According to Barnes, conventional grinders are slow to set up for a new job and tend to suffer from coolant leaks, valve problems and other issues such as frequent alarm messages.

It is claimed that none of these shortcomings apply to the Viper process on Makino platforms.

More features can be ground in a single setup on a Viper grinder, which saves refixturing time and promotes higher accuracy, leading to less scrap and non-conformance.

A single operation on a Makino A55 takes about four setups during non-Viper production.

For example, conventional grinding of a fir tree and root wedge face plus all shroud features on a nickel-alloy casting requires four separate operations on CNC grinders and there is said to be a significant amount of handling time.

The same blade is completed much faster on a Makino A55 or G5 in two operations, owing to the increased metal removal rate.

There is also less setup time and work in progress.

The average batch size on these machines is 300-off, requiring monthly changeover, although one aero engine blade job ran continuously on the A55 for nine months at a rate of 220 parts per week.

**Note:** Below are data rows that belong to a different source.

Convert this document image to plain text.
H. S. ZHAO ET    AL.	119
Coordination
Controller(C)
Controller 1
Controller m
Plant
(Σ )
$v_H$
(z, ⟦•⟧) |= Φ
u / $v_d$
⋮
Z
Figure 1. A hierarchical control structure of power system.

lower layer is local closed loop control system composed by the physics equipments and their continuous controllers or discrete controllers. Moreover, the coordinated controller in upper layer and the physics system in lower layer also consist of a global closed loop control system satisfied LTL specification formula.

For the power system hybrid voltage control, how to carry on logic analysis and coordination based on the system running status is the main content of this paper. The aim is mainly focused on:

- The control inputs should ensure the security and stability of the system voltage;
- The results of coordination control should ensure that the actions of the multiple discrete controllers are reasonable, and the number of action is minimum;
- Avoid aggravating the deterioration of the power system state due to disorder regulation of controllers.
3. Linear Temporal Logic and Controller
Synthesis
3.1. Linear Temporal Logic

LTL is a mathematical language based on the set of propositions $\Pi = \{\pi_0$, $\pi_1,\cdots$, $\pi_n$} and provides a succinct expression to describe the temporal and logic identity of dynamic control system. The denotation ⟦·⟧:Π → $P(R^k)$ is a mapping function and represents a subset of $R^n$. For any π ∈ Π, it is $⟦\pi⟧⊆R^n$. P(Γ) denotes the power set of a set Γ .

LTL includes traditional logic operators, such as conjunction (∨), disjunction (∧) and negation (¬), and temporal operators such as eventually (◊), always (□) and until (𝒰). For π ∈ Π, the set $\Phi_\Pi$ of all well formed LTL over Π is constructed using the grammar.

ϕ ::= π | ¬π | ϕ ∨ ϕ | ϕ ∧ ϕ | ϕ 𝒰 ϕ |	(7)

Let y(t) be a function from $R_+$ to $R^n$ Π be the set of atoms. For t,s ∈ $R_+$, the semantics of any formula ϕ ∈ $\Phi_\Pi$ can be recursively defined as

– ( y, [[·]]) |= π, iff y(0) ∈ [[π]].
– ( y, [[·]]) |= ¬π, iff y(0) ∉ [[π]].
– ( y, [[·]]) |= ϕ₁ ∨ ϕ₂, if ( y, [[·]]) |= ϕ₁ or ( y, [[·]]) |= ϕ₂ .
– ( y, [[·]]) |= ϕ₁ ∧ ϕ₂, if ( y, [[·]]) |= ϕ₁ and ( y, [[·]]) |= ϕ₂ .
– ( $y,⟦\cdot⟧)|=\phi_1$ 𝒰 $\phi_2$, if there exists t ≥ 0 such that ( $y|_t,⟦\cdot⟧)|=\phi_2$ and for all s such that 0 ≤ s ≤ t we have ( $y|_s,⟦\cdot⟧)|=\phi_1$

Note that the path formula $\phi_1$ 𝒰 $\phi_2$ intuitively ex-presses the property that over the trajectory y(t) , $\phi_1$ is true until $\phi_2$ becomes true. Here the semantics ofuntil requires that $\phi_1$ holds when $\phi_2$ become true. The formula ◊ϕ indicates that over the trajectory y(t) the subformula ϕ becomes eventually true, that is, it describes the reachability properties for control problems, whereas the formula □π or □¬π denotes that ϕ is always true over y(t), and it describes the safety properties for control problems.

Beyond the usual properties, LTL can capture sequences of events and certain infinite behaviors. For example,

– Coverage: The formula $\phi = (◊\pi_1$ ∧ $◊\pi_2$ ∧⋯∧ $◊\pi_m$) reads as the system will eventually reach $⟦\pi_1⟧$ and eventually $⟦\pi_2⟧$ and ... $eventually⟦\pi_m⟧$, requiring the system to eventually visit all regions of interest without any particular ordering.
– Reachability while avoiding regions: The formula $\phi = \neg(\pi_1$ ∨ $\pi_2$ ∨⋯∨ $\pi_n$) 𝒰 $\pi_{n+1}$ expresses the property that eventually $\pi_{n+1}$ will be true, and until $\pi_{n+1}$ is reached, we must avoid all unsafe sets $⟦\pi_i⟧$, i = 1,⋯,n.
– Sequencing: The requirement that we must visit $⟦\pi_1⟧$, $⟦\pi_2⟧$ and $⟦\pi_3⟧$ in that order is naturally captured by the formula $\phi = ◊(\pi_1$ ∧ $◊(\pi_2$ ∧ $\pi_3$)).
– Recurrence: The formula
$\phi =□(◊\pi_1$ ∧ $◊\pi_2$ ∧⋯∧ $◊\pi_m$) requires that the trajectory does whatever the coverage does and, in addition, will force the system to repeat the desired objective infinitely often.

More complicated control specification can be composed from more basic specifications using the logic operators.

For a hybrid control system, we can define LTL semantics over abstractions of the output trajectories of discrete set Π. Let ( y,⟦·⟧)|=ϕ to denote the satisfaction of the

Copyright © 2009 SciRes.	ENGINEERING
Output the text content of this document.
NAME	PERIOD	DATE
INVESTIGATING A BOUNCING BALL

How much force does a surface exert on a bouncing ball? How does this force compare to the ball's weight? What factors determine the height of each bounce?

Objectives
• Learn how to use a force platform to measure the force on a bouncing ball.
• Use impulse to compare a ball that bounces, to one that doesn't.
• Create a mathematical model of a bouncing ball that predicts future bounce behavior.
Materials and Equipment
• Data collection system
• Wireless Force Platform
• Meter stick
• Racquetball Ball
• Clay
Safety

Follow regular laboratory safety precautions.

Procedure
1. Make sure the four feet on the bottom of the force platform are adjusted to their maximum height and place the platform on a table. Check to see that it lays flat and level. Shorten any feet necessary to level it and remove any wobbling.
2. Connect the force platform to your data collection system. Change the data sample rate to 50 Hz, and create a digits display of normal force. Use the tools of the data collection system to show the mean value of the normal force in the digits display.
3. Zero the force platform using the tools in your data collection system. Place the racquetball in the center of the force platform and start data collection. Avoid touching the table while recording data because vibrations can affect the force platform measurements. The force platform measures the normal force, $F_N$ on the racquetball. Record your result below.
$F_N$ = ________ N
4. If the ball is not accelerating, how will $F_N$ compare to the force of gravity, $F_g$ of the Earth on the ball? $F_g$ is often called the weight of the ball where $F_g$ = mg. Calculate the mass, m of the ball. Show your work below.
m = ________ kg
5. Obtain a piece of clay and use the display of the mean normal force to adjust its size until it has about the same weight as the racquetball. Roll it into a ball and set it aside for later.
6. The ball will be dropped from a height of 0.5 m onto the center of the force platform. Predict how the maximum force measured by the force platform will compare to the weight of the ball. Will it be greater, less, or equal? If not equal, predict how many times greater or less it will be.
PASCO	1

All of the benefits of the Viper approach are being achieved when producing the larger vanes on the A99e, with the added benefit of less downtime during changeover thanks to offline component fixturing and the robotic exchange of fixtured vanes.

In the case of two of the vane varieties, a small amount of milling and drilling on one vane per engine set is required to allow subsequent internal boroscopic inspection.

It highlights another benefit of Viper grinding on a machining centre, in that other metal-cutting tools can be brought into use from the same tool magazine that houses the small-diameter, profiled grinding wheels.

Trac is migrating its existing blade and vane work across from conventional grinders to the Makino machines.